Enfin, le fait de revendiquer pour les femmes des mesures très ciblées sur la maternité a de grandes chances de les enfermer dans un ghetto, alors que, pourtant, les causes d’un temps d’arrêt de la carrière sont beaucoup plus variées. Cette mommy track, pour reprendre l’expression de Monique Jérôme-Forget, ne semble pas concerner les hommes qui perdurent dans leur croyance que leur présence ininterrompue au travail est un gage de succès. Sheryl Sandberg et Monique Jérôme-Forget s’entendent sur ce fait : les mesures visant un meilleur équilibre entre vie privée et vie professionnelle devraient s’adresser à tous et toutes, sans distinction d’âge ou de sexe, et sans focaliser à outrance sur la maternité. Bien plus, tant que les dirigeant-e-s jugeront que ces mesures ‘ne sont pas pour eux’ et n’en bénéficieront pas, ces aménagements seront jugés exceptionnels, voire dangereux. Le meilleur signal qu’une direction d’entreprise peut émettre pour indiquer à ses employé-e-s qu’ils et elles ne seront pas pénalisé-e-s en se prévalant de ces mesures de temps flexible ou d’interruptions pour un temps donné, est d’en bénéficier elle-même.
Conclusion
L’enjeu du temps des femmes devrait, à mon sens, se libérer de la dichotomie entre vie privée et vie professionnelle. Une conception du temps comme un écosystème où tous les domaines de la vie humaine ont une valeur et contribuent à son épanouissement nous permet de sortir d’une logique capitaliste où le travail rémunéré est la seule activité qui compte vraiment et à laquelle tout le reste de la vie doit se soumettre, et d’une logique d’exploitation du temps qui en mène plus d’une (et plus d’un) à la perte de sens et à l’épuisement.
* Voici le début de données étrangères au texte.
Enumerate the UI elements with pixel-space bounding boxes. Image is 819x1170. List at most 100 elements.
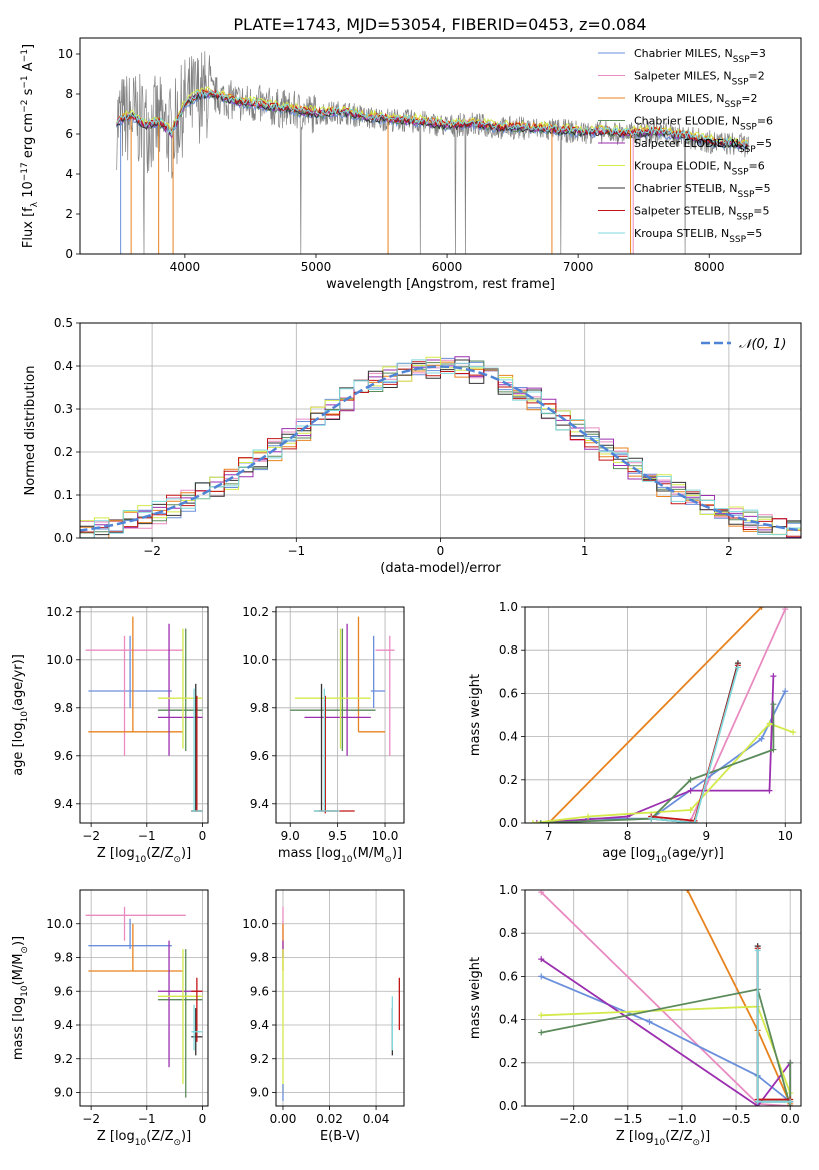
x-tick-label: −1.5	[613, 1112, 642, 1126]
series-line-salpeter_stelib	[756, 948, 791, 1101]
series-line-chabrier_elodie	[541, 988, 792, 1106]
label-part: =2	[741, 92, 757, 105]
label-part: 10	[341, 855, 353, 865]
label-part: log	[636, 846, 656, 861]
series-marker-salpeter_elodie	[766, 787, 773, 794]
x-tick-label: 0	[199, 1112, 207, 1126]
legend-label-chabrier_elodie: Chabrier ELODIE, NSSP=6	[634, 115, 773, 133]
label-part: SSP	[724, 100, 741, 110]
axes-frame	[79, 37, 802, 255]
label-part: Kroupa STELIB, N	[634, 227, 729, 240]
label-part: ⊙	[173, 855, 181, 865]
series-marker-salpeter_elodie	[533, 820, 540, 823]
y-tick-label: 0.6	[499, 686, 518, 700]
y-tick-label: 4	[65, 167, 73, 181]
series-marker-kroupa_miles	[684, 890, 691, 893]
label-part: s	[21, 88, 36, 99]
label-part: =2	[749, 70, 765, 83]
y-tick-label: 0.4	[499, 1013, 518, 1027]
label-part: ⊙	[20, 946, 30, 954]
label-part: Salpeter STELIB, N	[634, 205, 736, 218]
x-axis-label: age [log10(age/yr)]	[602, 846, 724, 865]
y-tick-label: 9.4	[250, 797, 269, 811]
label-part: (M/M	[353, 846, 385, 861]
gaussian-curve	[80, 365, 801, 532]
label-part: erg cm	[21, 113, 36, 162]
y-tick-label: 9.8	[250, 951, 269, 965]
plot-area	[116, 51, 749, 254]
y-tick-label: 10.0	[242, 653, 269, 667]
series-marker-chabrier_elodie	[770, 746, 777, 753]
series-marker-kroupa_elodie	[687, 807, 694, 814]
series-line-chabrier_miles	[540, 975, 791, 1103]
x-tick-label: 1	[581, 544, 589, 558]
y-tick-label: 0.1	[54, 488, 73, 502]
axes-frame	[275, 606, 405, 824]
label-part: ⊙	[692, 1138, 700, 1148]
label-part: −17	[20, 162, 30, 181]
label-part: =5	[746, 227, 762, 240]
series-marker-kroupa_elodie	[766, 720, 773, 727]
label-part: log	[115, 846, 135, 861]
x-tick-label: −2	[143, 544, 161, 558]
label-part: wavelength [Angstrom, rest frame]	[326, 277, 555, 292]
label-part: =5	[754, 182, 770, 195]
plot-area	[529, 607, 797, 823]
label-part: −2	[20, 100, 30, 113]
mass-vs-z-panel: −2 −1 09.09.29.49.69.810.0Z [log10(Z/Z⊙)]m…	[11, 889, 209, 1148]
label-part: 10	[135, 1138, 147, 1148]
series-marker-salpeter_elodie	[770, 673, 777, 680]
spectrum-panel: 4000 5000 6000 7000 8000 0 2 4 6 8 10 wavelength [A…	[20, 37, 802, 292]
legend-label-kroupa_elodie: Kroupa ELODIE, NSSP=6	[634, 160, 765, 178]
y-tick-label: 0.8	[499, 926, 518, 940]
label-part: SSP	[739, 145, 756, 155]
x-tick-label: −1.0	[667, 1112, 696, 1126]
y-tick-label: 10.0	[46, 917, 73, 931]
y-tick-label: 9.4	[54, 1018, 73, 1032]
label-part: Z [	[616, 1129, 634, 1144]
y-tick-label: 9.6	[54, 984, 73, 998]
x-tick-label: 4000	[170, 260, 201, 274]
label-part: log	[321, 846, 341, 861]
label-part: ]	[21, 44, 36, 49]
x-tick-label: 7000	[563, 260, 594, 274]
label-part: SSP	[740, 123, 757, 133]
x-tick-label: 0.0	[781, 1112, 800, 1126]
label-part: log	[11, 723, 26, 743]
series-marker-chabrier_elodie	[770, 701, 777, 708]
series-line-salpeter_elodie	[536, 676, 775, 823]
label-part: =5	[753, 205, 769, 218]
label-part: (age/yr)]	[11, 654, 26, 711]
legend-label-chabrier_stelib: Chabrier STELIB, NSSP=5	[634, 182, 771, 200]
y-axis-label: Normed distribution	[23, 366, 38, 496]
plot-area	[85, 906, 203, 1098]
y-tick-label: 0.4	[499, 730, 518, 744]
series-line-kroupa_miles	[686, 890, 792, 1105]
series-marker-kroupa_stelib	[754, 1098, 761, 1105]
x-tick-label: 10.0	[372, 829, 399, 843]
axes-frame	[524, 606, 802, 824]
residuals-panel: −2 −1 0 1 2 0.0 0.1 0.2 0.3 0.4 0.5 (data-model)/er…	[23, 316, 802, 576]
y-axis-label: mass weight	[468, 957, 483, 1039]
axes-frame	[79, 889, 209, 1107]
y-tick-label: 6	[65, 127, 73, 141]
label-part: =6	[757, 115, 773, 128]
legend-label-gaussian: 𝒩(0, 1)	[739, 337, 786, 352]
legend-label-kroupa_stelib: Kroupa STELIB, NSSP=5	[634, 227, 762, 245]
label-part: SSP	[732, 78, 749, 88]
axes-frame	[524, 889, 802, 1107]
x-tick-label: 0	[437, 544, 445, 558]
label-part: )]	[392, 846, 402, 861]
y-tick-label: 0.6	[499, 969, 518, 983]
y-tick-label: 1.0	[499, 883, 518, 897]
x-axis-label: (data-model)/error	[380, 561, 501, 576]
plot-area	[80, 356, 801, 538]
series-line-chabrier_miles	[588, 690, 787, 820]
legend-label-salpeter_stelib: Salpeter STELIB, NSSP=5	[634, 205, 770, 223]
age-vs-mass-panel: 9.0 9.5 10.0 9.4 9.6 9.8 10.0 10.2 mass [log10(M…	[242, 605, 405, 865]
y-tick-label: 9.6	[250, 984, 269, 998]
y-tick-label: 0.0	[54, 531, 73, 545]
label-part: (M/M	[11, 954, 26, 986]
label-part: 10	[654, 1138, 666, 1148]
y-tick-label: 0.3	[54, 402, 73, 416]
Prendre le problème par la lorgnette d’un temps plus ‘global’ a d’autres avantages. En cessant de réfléchir en termes de maternité OU de vie professionnelle, nous élargissons les champs d’action des femmes, réintégrant les activités citoyennes, la vie culturelle et la vie spirituelle. Toute la vie est mise en valeur : toutes les vies de femmes sont concernées par la question du temps et, ce faisant, les vies d’hommes aussi. De fait, ce n’est que dans la mesure où les hommes seront aussi attirés par les aménagements du temps de travail et qu’ils y auront recours autant qu’elles, que les femmes cesseront d’être ghettoïsées pour cause de maternité. Femmes et hommes s’allient alors pour obtenir des outils qui les amèneront à vivre une vie plus complète, signifiante, satisfaisante et, espérons-le, plus heureuse.